During a discussion on Wednesday about accelerating action on climate change, Manuel said that findings from Aon’s 2021 Global Responsible Investing Survey, due to be released in October, revealed an across-the-board rise in climate awareness, but “complex global issues” are also permeating schemes’ decision-making processes.

He said an increased sentiment around member engagement was a leading cause as to why schemes were investing responsibly, with 40 per cent of UK pension plans identifying it as a leading driver of their sustainable policies — almost twice the rate as seen in 2019’s report.

Manuel said that this finding “struck a chord” with him, as it revealed an “important move forward in sentiment”, and an “acknowledgement of the ultimate ownership that trustees have for all decisions, but also the power that trustees have to instigate change”.

“Sentiment translates into more clear intentions, and increasingly actions,” he added.

The data also revealed a rise in the number of schemes that see responsible investing as a tool that will lead to better risk-adjusted returns (65 per cent), and that their investment decisions will make a positive social or environmental impact (44 per cent).

Of the 96 defined benefit and 25 defined contribution plans, Manuel noted that 20 per cent of them have already committed to a net-zero future, while a further 50 per cent had not made a commitment but were planning on doing so. The remaining respondents said they do not intend on making a net-zero pledge.

He said that the UK pensions industry could be in a position where more than two-thirds of schemes have committed to net-zero goals. “That would really transform the way our industry approaches our role in the transition,” he added.

Other concerns, including protectionism and nationalism, have “diminished substantially relative to 2019”, on the back of a changing political backdrop, but are still important factors for trustees to consider, he noted, adding he was surprised that health crises did not rank more highly.
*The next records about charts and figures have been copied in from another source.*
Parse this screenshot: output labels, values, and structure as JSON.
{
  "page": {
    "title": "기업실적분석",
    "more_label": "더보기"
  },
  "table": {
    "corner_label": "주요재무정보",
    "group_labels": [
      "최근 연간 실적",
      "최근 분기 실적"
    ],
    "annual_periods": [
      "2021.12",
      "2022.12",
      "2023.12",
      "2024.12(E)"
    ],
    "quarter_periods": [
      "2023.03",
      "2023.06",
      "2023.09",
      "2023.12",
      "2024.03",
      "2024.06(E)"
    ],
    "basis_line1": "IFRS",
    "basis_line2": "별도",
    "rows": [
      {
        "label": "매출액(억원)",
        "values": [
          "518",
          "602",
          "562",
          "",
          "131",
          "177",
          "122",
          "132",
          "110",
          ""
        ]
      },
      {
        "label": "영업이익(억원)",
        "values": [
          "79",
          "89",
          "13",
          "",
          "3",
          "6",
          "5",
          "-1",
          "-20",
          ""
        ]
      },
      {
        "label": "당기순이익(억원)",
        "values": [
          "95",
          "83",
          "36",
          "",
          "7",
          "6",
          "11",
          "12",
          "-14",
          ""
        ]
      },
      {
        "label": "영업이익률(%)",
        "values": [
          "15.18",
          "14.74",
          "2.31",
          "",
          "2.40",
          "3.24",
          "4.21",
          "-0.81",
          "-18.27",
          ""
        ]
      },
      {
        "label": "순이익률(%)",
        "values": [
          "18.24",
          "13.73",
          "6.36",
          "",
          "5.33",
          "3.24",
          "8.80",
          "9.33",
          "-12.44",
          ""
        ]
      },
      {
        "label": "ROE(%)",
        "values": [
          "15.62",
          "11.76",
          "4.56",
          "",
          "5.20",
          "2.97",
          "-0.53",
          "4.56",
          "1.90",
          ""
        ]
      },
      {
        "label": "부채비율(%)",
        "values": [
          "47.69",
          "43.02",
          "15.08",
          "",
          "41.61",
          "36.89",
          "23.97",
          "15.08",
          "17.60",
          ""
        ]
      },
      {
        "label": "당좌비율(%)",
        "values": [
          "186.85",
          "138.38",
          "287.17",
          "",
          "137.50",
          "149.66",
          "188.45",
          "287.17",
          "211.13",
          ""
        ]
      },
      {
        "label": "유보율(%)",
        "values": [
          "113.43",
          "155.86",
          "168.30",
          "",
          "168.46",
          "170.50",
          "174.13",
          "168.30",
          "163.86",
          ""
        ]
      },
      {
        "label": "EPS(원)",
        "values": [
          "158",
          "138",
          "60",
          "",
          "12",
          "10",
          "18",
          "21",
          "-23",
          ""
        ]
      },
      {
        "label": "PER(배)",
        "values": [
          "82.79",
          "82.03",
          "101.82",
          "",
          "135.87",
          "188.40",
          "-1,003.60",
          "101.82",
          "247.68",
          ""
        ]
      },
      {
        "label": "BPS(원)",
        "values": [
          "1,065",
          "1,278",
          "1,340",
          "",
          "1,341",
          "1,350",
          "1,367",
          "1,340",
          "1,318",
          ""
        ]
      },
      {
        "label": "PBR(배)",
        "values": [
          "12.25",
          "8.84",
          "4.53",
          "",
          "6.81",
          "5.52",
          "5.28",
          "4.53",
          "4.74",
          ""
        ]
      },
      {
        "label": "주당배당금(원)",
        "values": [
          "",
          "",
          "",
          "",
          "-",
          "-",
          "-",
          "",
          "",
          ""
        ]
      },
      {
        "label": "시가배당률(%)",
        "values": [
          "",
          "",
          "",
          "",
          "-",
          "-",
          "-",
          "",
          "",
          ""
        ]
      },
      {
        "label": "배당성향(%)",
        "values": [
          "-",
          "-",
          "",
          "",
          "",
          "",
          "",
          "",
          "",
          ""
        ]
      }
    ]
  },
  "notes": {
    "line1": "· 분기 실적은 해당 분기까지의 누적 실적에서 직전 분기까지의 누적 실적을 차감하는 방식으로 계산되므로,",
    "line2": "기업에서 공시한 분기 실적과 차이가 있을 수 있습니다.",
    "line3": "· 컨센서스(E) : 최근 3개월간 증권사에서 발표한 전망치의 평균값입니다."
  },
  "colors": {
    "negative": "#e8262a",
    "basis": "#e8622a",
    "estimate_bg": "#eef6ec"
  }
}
And while the initial findings from the report indicate positive progress, Tegs Harding, director at Independent Trustee Services, and trustee director at Atos UK 2019 Pension Scheme, said it is important that trustees can vet fund managers on their sustainable commitments and net-zero pledges.

“Absolutely everybody will tell you that they do fantastic work in this area, and seeing through that can be quite hard,” she said.
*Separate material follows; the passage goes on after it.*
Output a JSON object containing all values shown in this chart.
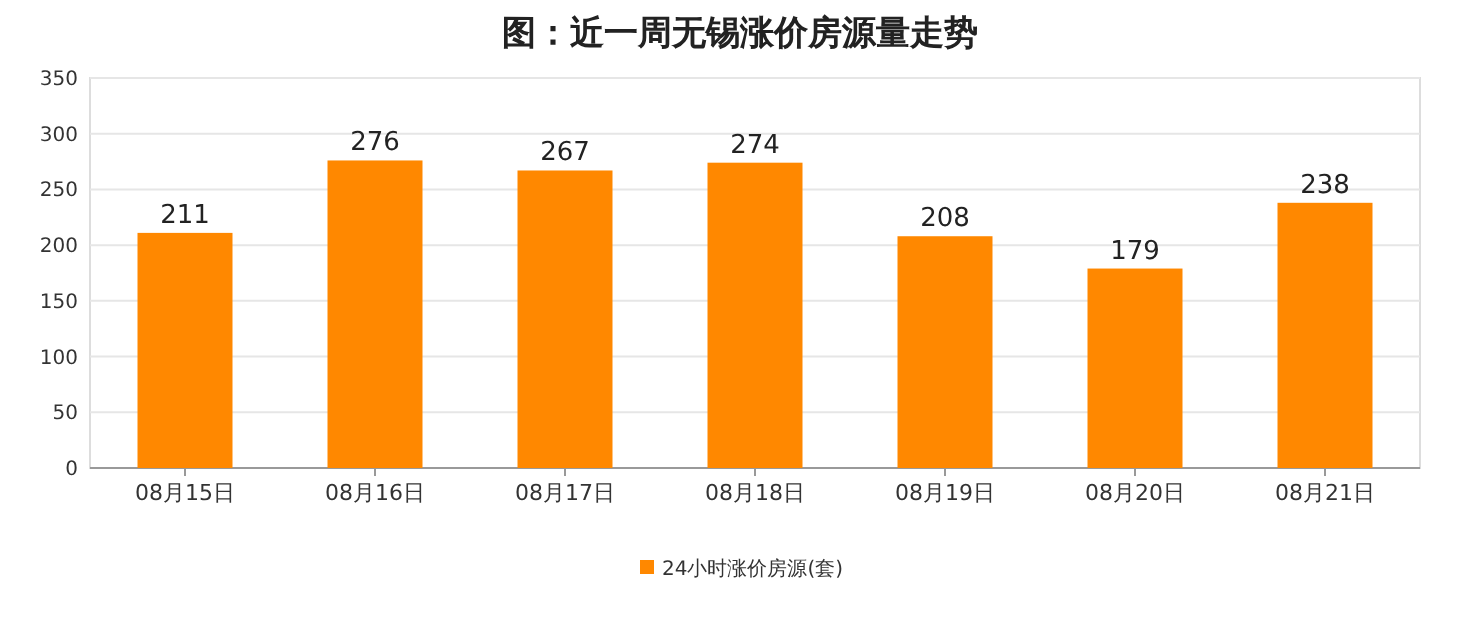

She added that trustees should use their own data and metrics to interrogate information provided by fund managers, and doing so will be a “huge help” in being able to see through marketing materials.

“Rather than passively receive a presentation from a manager, actively interrogate them with the information that you want to see,” Harding said. She added that scrutinising net-zero commitments will become an increasing “obligation” for trustees on the back of greater regulation and member demand for accountability.

Trustees are “definitely going to have to find a governance model that works”, and which will allow them “to then find time to do this sort of activity”, she said.